Rotenone inhibited osteosarcoma metastasis by modulating ZO-2 expression and location via the ROS/Ca2+/AMPK pathway

Abstract

Background: Pulmonary metastases in osteosarcoma (OS) are associated with a poor prognosis. Rotenone has shown anti-cancer activity. However, its effects on metastasis and the underlying mechanisms remain unknown. This study investigated the potential use of Rotenone for OS treatment.

Methods: The effect of Rotenone and ROS/Ca²⁺/AMPK/ZO-2 pathway on metastasis and EMT was evaluated by Western blot, Transwell and Wound healing. Flow cytometer was employed to measure the intracellular Ros and Ca²⁺ levels. The subcellular location of ZO-2 was detected by IF, interaction between AMPK and ZO-2 were examined by Co-IP. Then, subcutaneous tumor and metastasis models were used to evaluate the function of Rotenone in OS metastasis.

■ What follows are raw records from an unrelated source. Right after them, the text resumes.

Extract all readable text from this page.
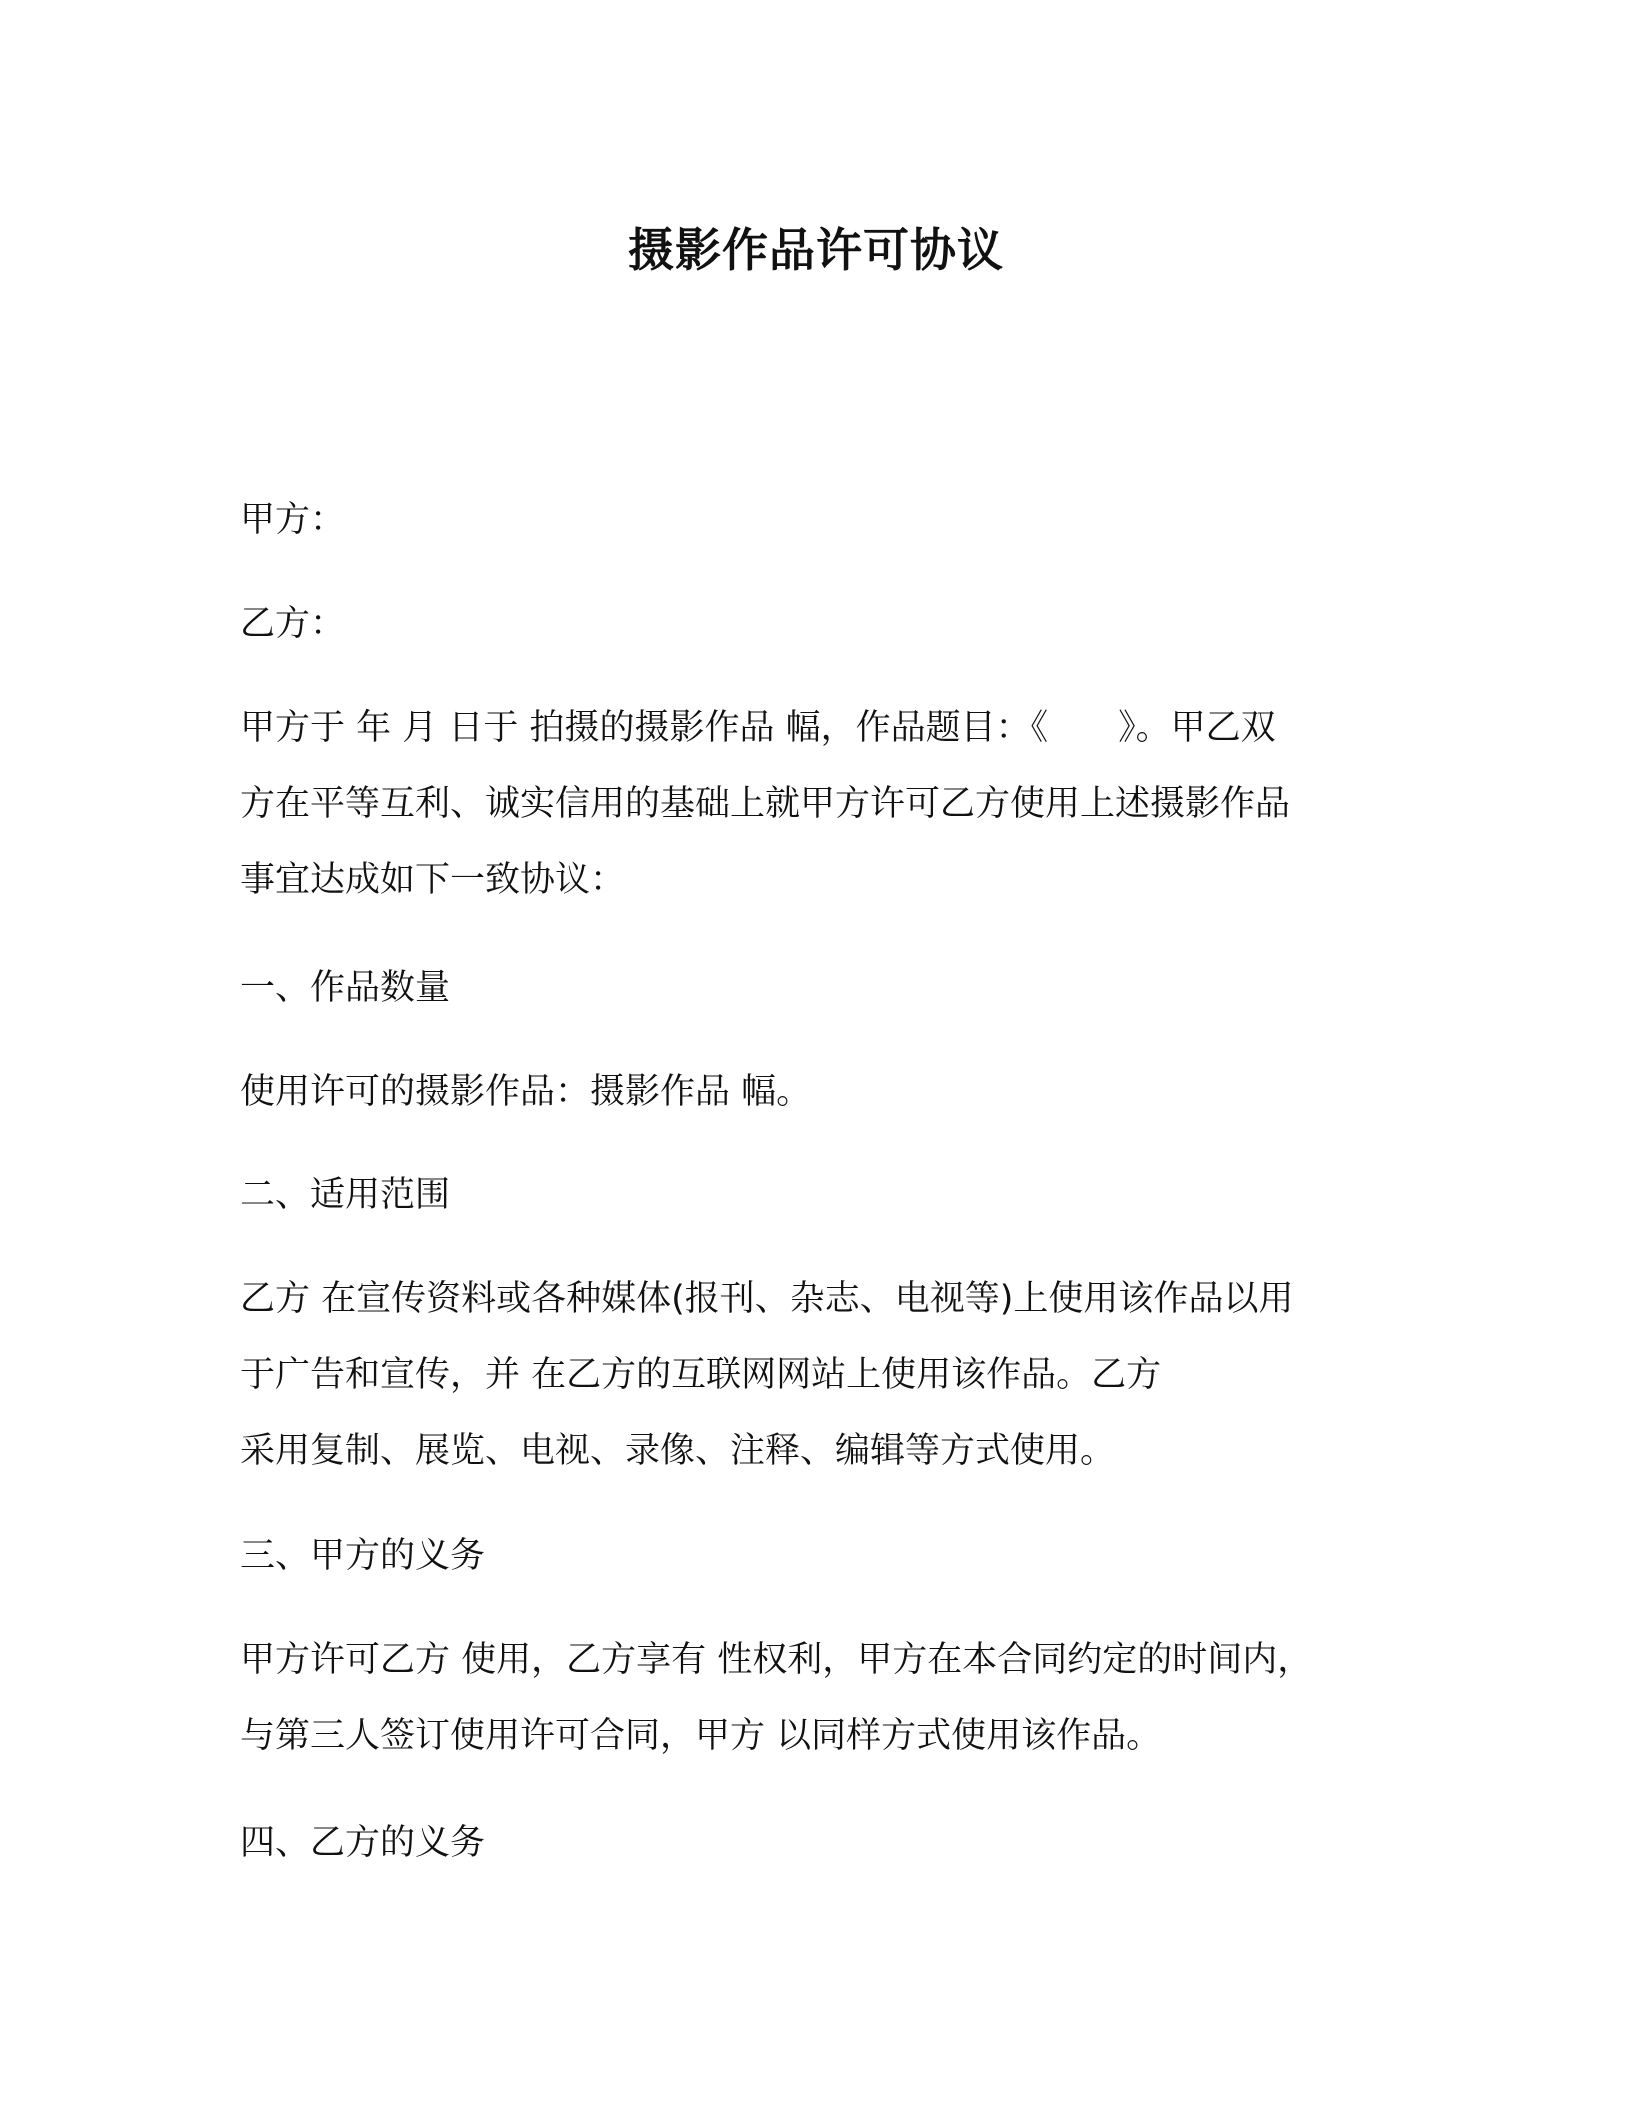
摄影作品许可协议
甲方：
乙方：
甲方于 年 月 日于 拍摄的摄影作品 幅，作品题目：《 》。甲乙双
方在平等互利、诚实信用的基础上就甲方许可乙方使用上述摄影作品
事宜达成如下一致协议：
一、作品数量
使用许可的摄影作品：摄影作品 幅。
二、适用范围
乙方 在宣传资料或各种媒体(报刊、杂志、电视等)上使用该作品以用
于广告和宣传，并 在乙方的互联网网站上使用该作品。乙方
采用复制、展览、电视、录像、注释、编辑等方式使用。
三、甲方的义务
甲方许可乙方 使用，乙方享有 性权利，甲方在本合同约定的时间内，
与第三人签订使用许可合同，甲方 以同样方式使用该作品。
四、乙方的义务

Results: Rotenone-induced ROS led to increased intracellular Ca²⁺, which promoted the EMT of OS cells through activation of AMPK and ZO-2 nuclear translocation. Inhibition of ROS production decreased intracellular Ca²⁺, restraining AMPK activity. Knock-down of ZO-2 significantly suppressed the anti-metastasis effects of Rotenone in OS cells. Moreover, Rotenone elevated p-AMPK and ZO-2 expression but inhibited EMT and lung metastasis in vivo.Conclusion These results provide evidence supporting an anti-metastatic effect of Rotenone. These findings support the use of Rotenone in the prevention of OS metastasis.

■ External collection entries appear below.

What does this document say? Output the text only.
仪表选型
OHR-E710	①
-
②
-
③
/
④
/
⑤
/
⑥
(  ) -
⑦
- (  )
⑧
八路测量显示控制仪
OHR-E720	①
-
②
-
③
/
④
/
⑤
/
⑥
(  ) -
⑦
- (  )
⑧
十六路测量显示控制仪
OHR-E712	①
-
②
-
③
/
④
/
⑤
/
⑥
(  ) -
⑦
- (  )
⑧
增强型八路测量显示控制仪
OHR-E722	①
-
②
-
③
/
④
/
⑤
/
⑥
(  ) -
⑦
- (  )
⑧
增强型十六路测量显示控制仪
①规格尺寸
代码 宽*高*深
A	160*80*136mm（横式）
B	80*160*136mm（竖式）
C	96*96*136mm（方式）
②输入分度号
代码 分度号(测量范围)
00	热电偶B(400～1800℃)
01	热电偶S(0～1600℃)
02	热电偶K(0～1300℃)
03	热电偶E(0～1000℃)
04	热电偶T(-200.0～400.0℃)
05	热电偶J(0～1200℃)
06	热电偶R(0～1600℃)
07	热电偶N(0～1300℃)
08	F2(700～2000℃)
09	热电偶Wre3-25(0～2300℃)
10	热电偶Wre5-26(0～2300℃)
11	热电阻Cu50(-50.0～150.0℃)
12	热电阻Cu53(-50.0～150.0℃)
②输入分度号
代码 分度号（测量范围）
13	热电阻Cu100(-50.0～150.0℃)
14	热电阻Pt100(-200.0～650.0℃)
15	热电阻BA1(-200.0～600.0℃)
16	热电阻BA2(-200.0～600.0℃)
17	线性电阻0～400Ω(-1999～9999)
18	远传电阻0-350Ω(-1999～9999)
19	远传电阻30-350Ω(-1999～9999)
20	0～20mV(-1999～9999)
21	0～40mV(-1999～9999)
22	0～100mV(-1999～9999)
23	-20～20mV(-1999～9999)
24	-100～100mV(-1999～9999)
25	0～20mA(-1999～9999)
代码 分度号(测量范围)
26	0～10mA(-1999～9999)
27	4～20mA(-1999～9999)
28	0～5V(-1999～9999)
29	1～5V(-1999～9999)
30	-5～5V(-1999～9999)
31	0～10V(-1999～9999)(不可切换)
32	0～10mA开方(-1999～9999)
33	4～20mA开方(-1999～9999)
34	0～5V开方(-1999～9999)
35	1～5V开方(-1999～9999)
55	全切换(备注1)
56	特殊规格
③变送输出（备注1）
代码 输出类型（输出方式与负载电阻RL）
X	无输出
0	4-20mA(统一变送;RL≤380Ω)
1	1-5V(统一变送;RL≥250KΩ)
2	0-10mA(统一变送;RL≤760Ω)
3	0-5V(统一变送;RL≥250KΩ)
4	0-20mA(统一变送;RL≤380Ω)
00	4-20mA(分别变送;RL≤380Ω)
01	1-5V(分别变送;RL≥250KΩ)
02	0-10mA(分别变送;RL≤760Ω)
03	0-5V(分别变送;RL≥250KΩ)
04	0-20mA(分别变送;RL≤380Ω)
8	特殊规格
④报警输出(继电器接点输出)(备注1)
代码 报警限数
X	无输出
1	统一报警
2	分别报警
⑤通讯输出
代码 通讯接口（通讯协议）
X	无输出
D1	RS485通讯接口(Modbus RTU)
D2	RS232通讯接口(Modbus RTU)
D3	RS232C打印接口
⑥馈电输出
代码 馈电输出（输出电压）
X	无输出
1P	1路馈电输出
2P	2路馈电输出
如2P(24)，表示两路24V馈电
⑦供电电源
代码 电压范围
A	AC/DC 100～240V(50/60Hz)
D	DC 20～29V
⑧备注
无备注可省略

Keywords: AMPK; Ca2+‌; ROS; Rotenone; ZO-2; metastasis; osteosarcoma; translocation‌.

Figure 1.

Rotenone-induced ROS inhibited OS metastasis. (A) IC50 of Rotenone in MG-63, U2OS and 143B cells was measured by MTT assay (0.02, 1.09 and 1.35 μM, respectively). (B) Intracellular ROS levels after OS cells were treated with Rotenone (0.02 and 1.09 μM Rotenone for MG-63 and U2OS respectively for 48 h) or Rotenone + NAC (10 mM). (C–E) Metastasis inhibition effects of Rotenone were measured by wound-healing and transwell assays. (F) Rotenone modulated OS cell AMPK activity, ZO-2 expression, and EMT, as determined via Western blot analysis of EMT-related markers. (G) Bar graph depicting quantitative analysis of Western blots. *p < 0.05, **p < 0.01, ***p < 0.001 vs. control.

Figure 2.

Rotenone inhibited Ca²⁺/AMPK/ZO-2 signaling. (A) Intracellular Ca²⁺ levels after OS cells were treated with Rotenone (0.02 and 1.09 μM Rotenone for MG-63 and U2OS respectively for 48 h) or Rotenone + NAC (10 mM). (B–D) Metastasis capacity of different groups was measured by wound-healing and transwell assays. (E) AMPK activity, ZO-2 expression, and EMT-related markers were determined by Western blot analysis of OS cells treated with the indicated conditions. (F) Bar graph depicting quantitative analysis of Western blots. ***p < 0.001 vs. control.

Figure 3.

Rotenone and AMPK modulated ZO-2 subcellular location. (A, B) Immunoblotting and IF analysis of the subcellular distribution of ZO-2 after Rotenone treatment (0.02 and 1.09 μM Rotenone for MG-63 and U2OS respectively for 48 h). (C, D) AMPK inhibitor Compound C (10 μM for 48 h) modulated ZO-2 nuclear translocation, as measured by immunoblotting and IF. (E) Co-IP was employed to reveal the interaction between AMPK and ZO-2.

Figure 4.

Rotenone inhibited OS progression in vivo. (A, B) Rotenone suppressed tumor growth over time and showed a synergistic effect with Doxorubicin. Tumors were measured on the indicated days using Vernier calipers. Body weights of tumor-bearing mice were measured. (C, D) The expression of p-AMPK and ZO-2 in xenograft tumor tissues was determined by immunoblotting and IHC. (A, E) Rotenone suppressed lung metastasis and exhibited higher efficacy when combined with Doxorubicin. n = 5. The black dots on the surface of the lungs indicate metastasis foci. *p < 0.05, ***p < 0.001 vs. control. Rotenone and Doxorubicin administration was described in Materials and Methods.

Figure 5.

ZO-2 expression was correlated with p-AMPK and metastasis in OS patients. (A) Expression of p-AMPK and ZO-2 was measured by IHC in metastatic and non-metastatic OS specimens. (B) The GEPIA database showed a positive correlation between p-AMPK and ZO-2 in sarcoma samples. (C) Working model illustrating Rotenone modulation of ZO-2 expression and location via the ROS/Ca²⁺/AMPK pathway.